Local 2195

Remembering Dr King- A Voice For Today

Remembering Dr. Martin Luther King, Jr
A Voice For Today

by UAW Local 2195 Webmaster John Davis

On January 15, 2018, our country will once again observe the birthday of Dr. Martin Luther King, Jr. Dr. King was a voice of reason who led peaceful protests during a dark time, a time when hate and prejudice was accepted as common behavior. His quotes were pearls of wisdom during a turbulent time. During the troubled times of today, it would benefit us to remind our nation of some of his most heart searing statements.

“Darkness cannot drive out darkness; only light can do that. Hate cannot drive out hate; only love can do that.” Dr. King could have allowed the hate of those who persecuted him to affect his way of thinking, but he did not. On September 30, 1956, while he served as pastor of Dexter Street Baptist Church in Montgomery, Alabama, segregationist bombed Dr. King’s home. The explosion did significant damage to the front of Dr. King’s house while his wife and daughter were inside. At the time of the attack, Dr. King was speaking at a meeting in support of the boycott of the Montgomery bus system, which was organized because of Rosa Park’s arrest from the prior December. Montgomery resident Rosa Parks had been arrested for refusing to give up her seat on a bus to a white passenger. Upon hearing the news, Dr. King immediately rushed home to find his house damaged and his yard filled with his supporters, carrying weapons to defend the King family. Once Dr. King had checked on his family, he went outside to calm those who had gathered. He told them “Don’t get panicky. Don’t do anything panicky. Don’t get your weapons. If you have weapons, take them home. He who lives by the sword will perish by the sword. Remember that is what Jesus said. We are not advocating violence. We want to love our enemies. I want you to love our enemies. Be good to them. This is what we must live by. We must meet hate with love.”
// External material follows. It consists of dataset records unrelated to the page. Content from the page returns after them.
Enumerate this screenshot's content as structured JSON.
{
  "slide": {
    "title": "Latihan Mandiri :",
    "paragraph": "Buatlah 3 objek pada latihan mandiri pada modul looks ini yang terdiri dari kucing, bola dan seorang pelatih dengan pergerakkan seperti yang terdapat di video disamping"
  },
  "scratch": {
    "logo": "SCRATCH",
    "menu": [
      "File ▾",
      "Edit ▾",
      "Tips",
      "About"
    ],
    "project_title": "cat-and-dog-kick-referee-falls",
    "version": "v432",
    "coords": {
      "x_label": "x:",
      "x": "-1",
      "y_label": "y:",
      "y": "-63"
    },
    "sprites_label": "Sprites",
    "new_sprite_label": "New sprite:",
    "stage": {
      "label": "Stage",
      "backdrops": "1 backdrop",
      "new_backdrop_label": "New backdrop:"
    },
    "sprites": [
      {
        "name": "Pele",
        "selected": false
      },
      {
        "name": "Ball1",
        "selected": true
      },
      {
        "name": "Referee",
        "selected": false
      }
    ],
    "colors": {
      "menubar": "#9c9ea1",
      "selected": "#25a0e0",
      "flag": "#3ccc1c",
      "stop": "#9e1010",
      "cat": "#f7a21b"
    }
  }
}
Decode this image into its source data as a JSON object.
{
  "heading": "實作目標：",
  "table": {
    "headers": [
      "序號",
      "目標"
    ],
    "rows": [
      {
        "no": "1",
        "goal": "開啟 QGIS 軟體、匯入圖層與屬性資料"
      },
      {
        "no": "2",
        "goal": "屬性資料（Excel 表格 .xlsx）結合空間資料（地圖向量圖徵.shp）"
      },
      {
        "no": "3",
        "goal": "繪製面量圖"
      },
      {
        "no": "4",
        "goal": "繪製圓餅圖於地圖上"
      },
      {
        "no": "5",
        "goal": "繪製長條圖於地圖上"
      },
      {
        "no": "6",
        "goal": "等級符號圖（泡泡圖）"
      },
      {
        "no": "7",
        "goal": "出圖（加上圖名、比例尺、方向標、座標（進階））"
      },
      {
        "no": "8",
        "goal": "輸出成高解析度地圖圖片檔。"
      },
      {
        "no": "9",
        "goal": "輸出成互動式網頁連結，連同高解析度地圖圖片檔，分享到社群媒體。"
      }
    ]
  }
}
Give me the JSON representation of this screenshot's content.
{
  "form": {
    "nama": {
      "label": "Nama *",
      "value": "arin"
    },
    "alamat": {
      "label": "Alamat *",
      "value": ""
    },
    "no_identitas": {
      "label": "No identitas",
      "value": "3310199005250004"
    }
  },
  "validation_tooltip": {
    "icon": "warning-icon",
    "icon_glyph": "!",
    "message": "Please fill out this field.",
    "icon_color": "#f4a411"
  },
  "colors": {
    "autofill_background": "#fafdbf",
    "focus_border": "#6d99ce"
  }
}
“Nothing in all the world is more dangerous than sincere ignorance and conscientious stupidity” This quote comes from a point Dr. King made about some who try to rationalize the enslavement, vilification and treatment of African Americans. During the Civil Rights Movement, the supporters of segregation worked to portray African Americans as inferior. Through propaganda and misinformation the enemies of Civil Rights swayed much of the public to their positions through spreading ignorance. Today we face the same issues. Our current world of 24-hour news cycles and “news commentary” that passes itself off as news does everything they can to create division, panic, anger and hate. If only we could learn from the example of Dr. King and use love to confront our enemies.

“Life's most persistent and urgent question is, 'What are you doing for others?” Dr. King posed this question in a sermon titled “Three Dimensions of a Complete Life”. As a nation we must ask ourselves this same question. Unfortunately, the answer is not what Dr. King would have approved of.

“Our lives begin to end the day we become silent about things that matter.” Speaking in Selma, Alabama in 1965, Dr. King included this phrase in a speech. Voting rights were being trampled, as African American citizens lived in fear while segregationist reined terror across the south. Dr. King encouraged society to speak up about these acts and not turn a blind eye. Today we are watching messages of hate and intolerance being shared on talk radio, conservative news networks and even from pulpits. It is up to the rest of us to rise up and take a firm stand against this hate and prejudice. Turning a deaf ear to comments from friends and family that spread lies and intolerance, is being silent. In times such as these, our voices are important. Silence has allowed a small segment of our society to take over our country and we are currently suffering the consequences of that silence. For our lives to matter, we must say no more to hate, no more to discrimination, no more to nationalist views that pit us against the world and no more to a system that rewards those at the top of the spectrum while punishing those at the bottom that actually do the work.

While tributes and specials events are a fitting way to remember a great man like Dr. King, the best remembrance is to continue the work he started. We can do this by not giving into hate, not giving in to ignorance, doing for others and not standing silent in times of turmoil and strife. If we can accomplish these things, then the work and legacy of a great man will be remembered and continued.